The importance of physics to the UK economy has increased significantly over the past 10 years, according to a report published by the Institute of Physics last month. The report shows that the total number of companies in physics-based industries (PBI) increased by 165% between 1989 and 2000. However, investment in these companies is not keeping pace with other manufacturing sectors and there is “overwhelming evidence” of an increasing shortfall of trained physicists to meet the demands of industry, especially as about half of all new physics graduates find jobs outside the so-called traditional PBI sector. The challenges identified by the report are familiar: the low levels of investment in PBI companies; the “indiscriminate shunning” of technology companies by the investment community since 2000; the low rate of commercialization of academic physics research; the shortage of physics graduates; and the poor image of science- and engineering-based industry.


It will not be easy to solve any of these problems, although efforts to address the shortage of physics graduates are in hand following the publication last year of the increasingly influential Roberts report on the supply of scientists and engineers (Physics World June 2002 pp58-59 print version only).

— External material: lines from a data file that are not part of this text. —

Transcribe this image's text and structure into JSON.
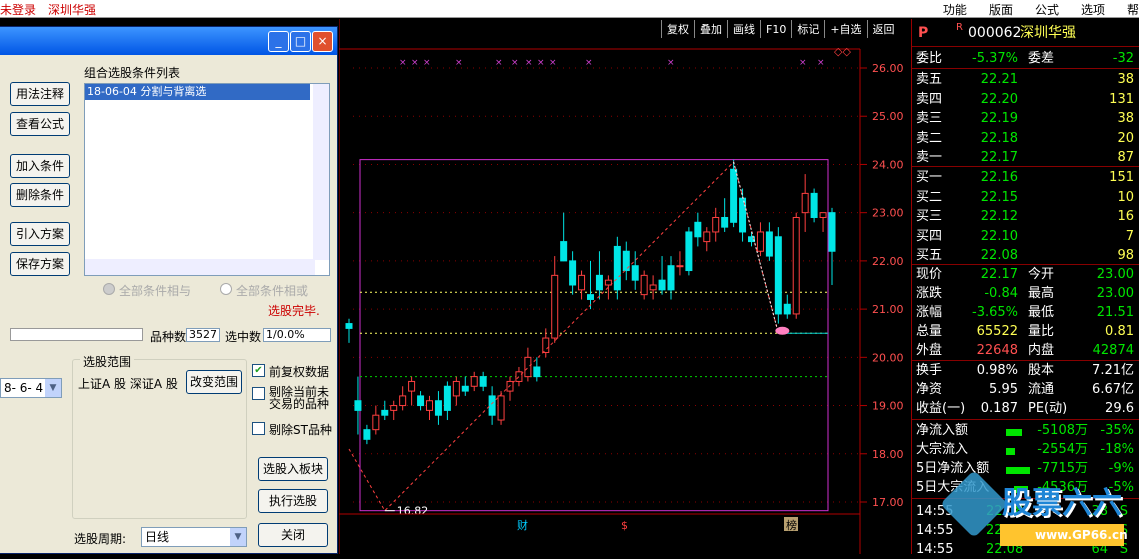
{
  "top": {
    "left1": "未登录",
    "left2": "深圳华强",
    "menu": [
      "功能",
      "版面",
      "公式",
      "选项",
      "帮"
    ]
  },
  "dialog": {
    "title_buttons": [
      "_",
      "□",
      "×"
    ],
    "list_header": "组合选股条件列表",
    "list_item": "18-06-04 分割与背离选",
    "buttons": {
      "usage": "用法注释",
      "view_formula": "查看公式",
      "add": "加入条件",
      "delete": "删除条件",
      "import": "引入方案",
      "save": "保存方案",
      "change_range": "改变范围",
      "to_block": "选股入板块",
      "execute": "执行选股",
      "close": "关闭"
    },
    "radio1": "全部条件相与",
    "radio2": "全部条件相或",
    "done": "选股完毕.",
    "count_label": "品种数",
    "count_value": "3527",
    "select_label": "选中数",
    "select_value": "1/0.0%",
    "range_title": "选股范围",
    "range_value": "上证A 股 深证A 股",
    "date_value": "8- 6- 4",
    "checks": [
      "前复权数据",
      "剔除当前未交易的品种",
      "剔除ST品种"
    ],
    "check_states": [
      true,
      false,
      false
    ],
    "period_label": "选股周期:",
    "period_value": "日线"
  },
  "toolbar": [
    "复权",
    "叠加",
    "画线",
    "F10",
    "标记",
    "+自选",
    "返回"
  ],
  "chart_data": {
    "type": "candlestick",
    "y_ticks": [
      "26.00",
      "25.00",
      "24.00",
      "23.00",
      "22.00",
      "21.00",
      "20.00",
      "19.00",
      "18.00",
      "17.00"
    ],
    "ylim": [
      16.7,
      26.3
    ],
    "min_label": "16.82",
    "bottom_markers": [
      "财",
      "$",
      "榜"
    ],
    "candles": [
      [
        20.7,
        20.8,
        20.3,
        20.6,
        "d"
      ],
      [
        18.9,
        19.6,
        18.4,
        19.1,
        "d"
      ],
      [
        18.5,
        18.6,
        18.2,
        18.3,
        "d"
      ],
      [
        18.8,
        19.0,
        18.4,
        18.5,
        "u"
      ],
      [
        18.9,
        19.1,
        18.7,
        18.8,
        "d"
      ],
      [
        18.9,
        19.1,
        18.7,
        19.0,
        "u"
      ],
      [
        19.0,
        19.4,
        18.9,
        19.2,
        "u"
      ],
      [
        19.3,
        19.6,
        19.0,
        19.5,
        "u"
      ],
      [
        19.2,
        19.3,
        18.9,
        19.0,
        "d"
      ],
      [
        18.9,
        19.2,
        18.7,
        19.1,
        "u"
      ],
      [
        19.1,
        19.3,
        18.6,
        18.8,
        "d"
      ],
      [
        19.4,
        19.5,
        18.7,
        18.9,
        "d"
      ],
      [
        19.2,
        19.6,
        19.0,
        19.5,
        "u"
      ],
      [
        19.4,
        19.6,
        19.2,
        19.3,
        "d"
      ],
      [
        19.4,
        19.7,
        19.3,
        19.6,
        "u"
      ],
      [
        19.6,
        19.7,
        19.3,
        19.4,
        "d"
      ],
      [
        19.2,
        19.4,
        18.6,
        18.8,
        "d"
      ],
      [
        18.7,
        19.3,
        18.6,
        19.2,
        "u"
      ],
      [
        19.3,
        19.6,
        19.1,
        19.5,
        "u"
      ],
      [
        19.5,
        19.8,
        19.4,
        19.7,
        "u"
      ],
      [
        19.6,
        20.2,
        19.5,
        20.0,
        "u"
      ],
      [
        19.8,
        20.0,
        19.5,
        19.6,
        "d"
      ],
      [
        20.1,
        20.6,
        20.0,
        20.4,
        "u"
      ],
      [
        21.7,
        22.1,
        20.3,
        20.4,
        "u"
      ],
      [
        22.4,
        23.0,
        22.0,
        22.0,
        "d"
      ],
      [
        22.0,
        22.2,
        21.3,
        21.5,
        "d"
      ],
      [
        21.4,
        21.8,
        21.2,
        21.7,
        "u"
      ],
      [
        21.3,
        22.0,
        21.0,
        21.2,
        "d"
      ],
      [
        21.7,
        22.2,
        21.2,
        21.4,
        "d"
      ],
      [
        21.5,
        21.7,
        21.2,
        21.6,
        "u"
      ],
      [
        22.3,
        22.5,
        21.2,
        21.4,
        "d"
      ],
      [
        22.2,
        22.4,
        21.6,
        21.8,
        "d"
      ],
      [
        21.9,
        22.2,
        21.4,
        21.6,
        "d"
      ],
      [
        21.3,
        21.8,
        21.2,
        21.7,
        "u"
      ],
      [
        21.4,
        21.7,
        21.2,
        21.5,
        "u"
      ],
      [
        21.6,
        22.1,
        21.3,
        21.4,
        "d"
      ],
      [
        21.9,
        22.1,
        21.2,
        21.4,
        "d"
      ],
      [
        21.9,
        22.2,
        21.7,
        21.9,
        "u"
      ],
      [
        22.6,
        22.7,
        21.7,
        21.8,
        "d"
      ],
      [
        22.8,
        23.0,
        22.3,
        22.5,
        "d"
      ],
      [
        22.4,
        22.7,
        22.2,
        22.6,
        "u"
      ],
      [
        22.6,
        23.1,
        22.4,
        22.9,
        "u"
      ],
      [
        22.9,
        23.3,
        22.6,
        22.7,
        "d"
      ],
      [
        23.9,
        24.1,
        22.7,
        22.8,
        "d"
      ],
      [
        23.3,
        23.5,
        22.4,
        22.6,
        "d"
      ],
      [
        22.5,
        22.6,
        22.3,
        22.4,
        "d"
      ],
      [
        22.2,
        22.8,
        22.1,
        22.6,
        "u"
      ],
      [
        22.6,
        22.8,
        22.0,
        22.1,
        "d"
      ],
      [
        22.5,
        22.7,
        20.7,
        20.9,
        "d"
      ],
      [
        21.1,
        21.3,
        20.8,
        20.9,
        "d"
      ],
      [
        20.9,
        23.0,
        20.8,
        22.9,
        "u"
      ],
      [
        23.0,
        23.8,
        22.6,
        23.4,
        "u"
      ],
      [
        23.4,
        23.5,
        22.8,
        22.9,
        "d"
      ],
      [
        23.0,
        23.0,
        22.6,
        22.9,
        "u"
      ],
      [
        23.0,
        23.1,
        21.5,
        22.2,
        "d"
      ]
    ]
  },
  "quote": {
    "code": "000062",
    "name": "深圳华强",
    "p": "P",
    "r": "R",
    "ratio_label": "委比",
    "ratio": "-5.37%",
    "diff_label": "委差",
    "diff": "-32",
    "sell": [
      {
        "l": "卖五",
        "p": "22.21",
        "v": "38"
      },
      {
        "l": "卖四",
        "p": "22.20",
        "v": "131"
      },
      {
        "l": "卖三",
        "p": "22.19",
        "v": "38"
      },
      {
        "l": "卖二",
        "p": "22.18",
        "v": "20"
      },
      {
        "l": "卖一",
        "p": "22.17",
        "v": "87"
      }
    ],
    "buy": [
      {
        "l": "买一",
        "p": "22.16",
        "v": "151"
      },
      {
        "l": "买二",
        "p": "22.15",
        "v": "10"
      },
      {
        "l": "买三",
        "p": "22.12",
        "v": "16"
      },
      {
        "l": "买四",
        "p": "22.10",
        "v": "7"
      },
      {
        "l": "买五",
        "p": "22.08",
        "v": "98"
      }
    ],
    "stats": [
      [
        "现价",
        "22.17",
        "今开",
        "23.00"
      ],
      [
        "涨跌",
        "-0.84",
        "最高",
        "23.00"
      ],
      [
        "涨幅",
        "-3.65%",
        "最低",
        "21.51"
      ],
      [
        "总量",
        "65522",
        "量比",
        "0.81"
      ],
      [
        "外盘",
        "22648",
        "内盘",
        "42874"
      ]
    ],
    "fund": [
      [
        "换手",
        "0.98%",
        "股本",
        "7.21亿"
      ],
      [
        "净资",
        "5.95",
        "流通",
        "6.67亿"
      ],
      [
        "收益(一)",
        "0.187",
        "PE(动)",
        "29.6"
      ]
    ],
    "flow": [
      [
        "净流入额",
        "-5108万",
        "-35%"
      ],
      [
        "大宗流入",
        "-2554万",
        "-18%"
      ],
      [
        "5日净流入额",
        "-7715万",
        "-9%"
      ],
      [
        "5日大宗流入",
        "-4536万",
        "-5%"
      ]
    ],
    "ticks": [
      [
        "14:55",
        "22.08",
        "38",
        "S"
      ],
      [
        "14:55",
        "22.08",
        "5",
        "S"
      ],
      [
        "14:55",
        "22.08",
        "64",
        "S"
      ]
    ],
    "watermark": "股票六六",
    "watermark_url": "www.GP66.cn"
  }
}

The problem of under-investment has also been the subject of many government reports, but little seems to change: survey after survey has confirmed that UK companies invest significantly less in R&D than their international competitors. This situation is unlikely to change without major incentives from the government.

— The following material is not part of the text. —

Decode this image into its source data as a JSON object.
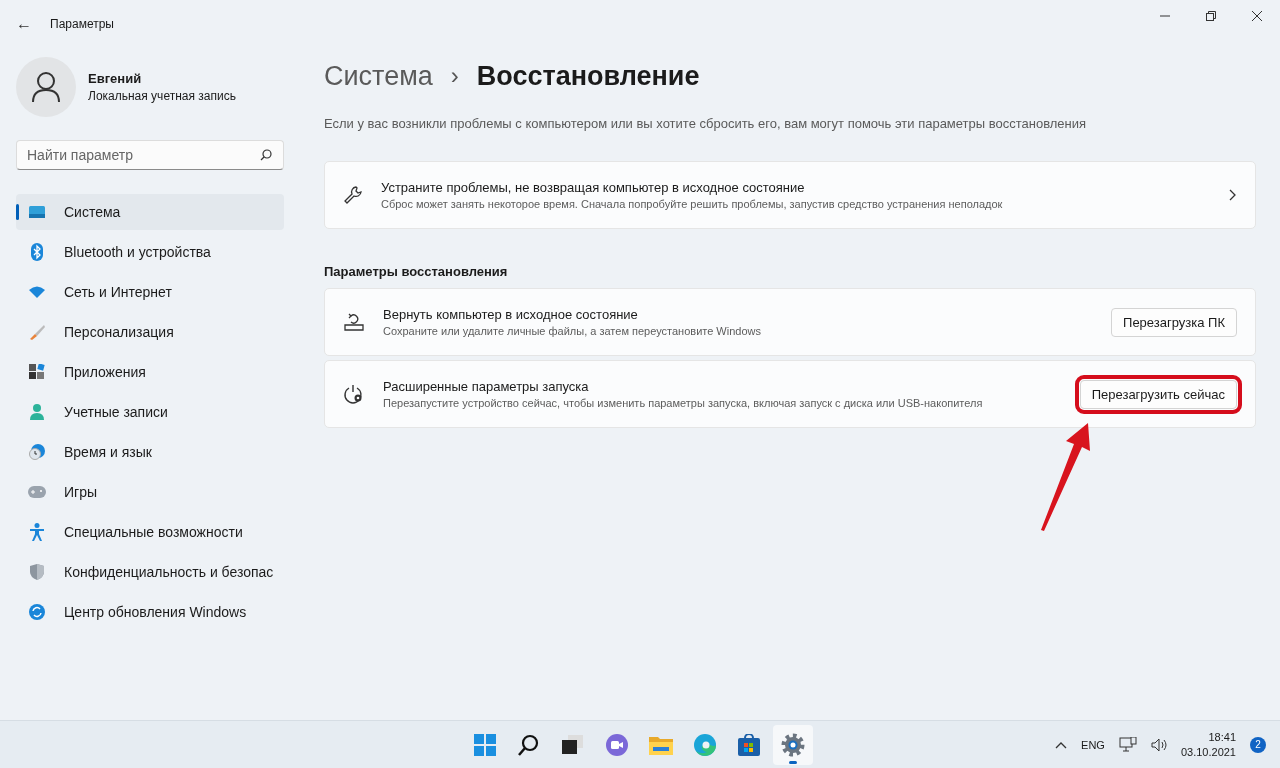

To encourage the commercialization of academic physics research, the report calls on university physics departments to teach entrepreneurship to students and to exploit more of their research in industry. There is much to be said for equipping physics students with as wide a range of skills as possible, but with courses already overloaded and other reports calling for improved communication and team-working skills, additional non-physics modules would have to be optional. Moreover, although the Institute’s report estimates that physics-based industries account for 43% of employment in manufacturing in the UK, there is not really a physics industry in the sense that there is a chemical or a biotechnology industry. This significantly reduces the opportunities for physics departments to take part in university-industry collaborations. However, it is imperative that UK industry starts to invest seriously in the key technologies of the 21st century, be these nanotechnology or renewable energy, and that the academic physics community backs up this investment with a supply of well prepared graduates and innovative ideas.
• See industry.iop.org/pbi.html and p 44 (print version only).

Physics around the world

This issue contains four articles about science in parts of the globe that Physics World does not often cover, starting with a report (p11, print version only) on a recent meeting that explored why the Islamic world seems to be turning its back on science. On page 15 (print version only) Katepalli Sreenivasan of the Abdus Salam International Centre for Theoretical Physics (ICTP) describes how the level of scientific literacy has fallen in many countries since the centre was founded almost 40 years ago. Habatwa Mweene was at the sharp end of that illiteracy recently. As a semi-official spokesman on the 2001 solar eclipse, Mweene had to convince a sceptical – and largely fundamentalist Christian – public in Zambia that the eclipse did not signal the end of the world (p56, print version only). But there are ways that scientists from developed nations can help. They can support the ICTP and – as Paul Prentice describes on page 47 (print version only) – go and teach in the developing world. His experience in Ethiopia was certainly hard but shows what can be achieved.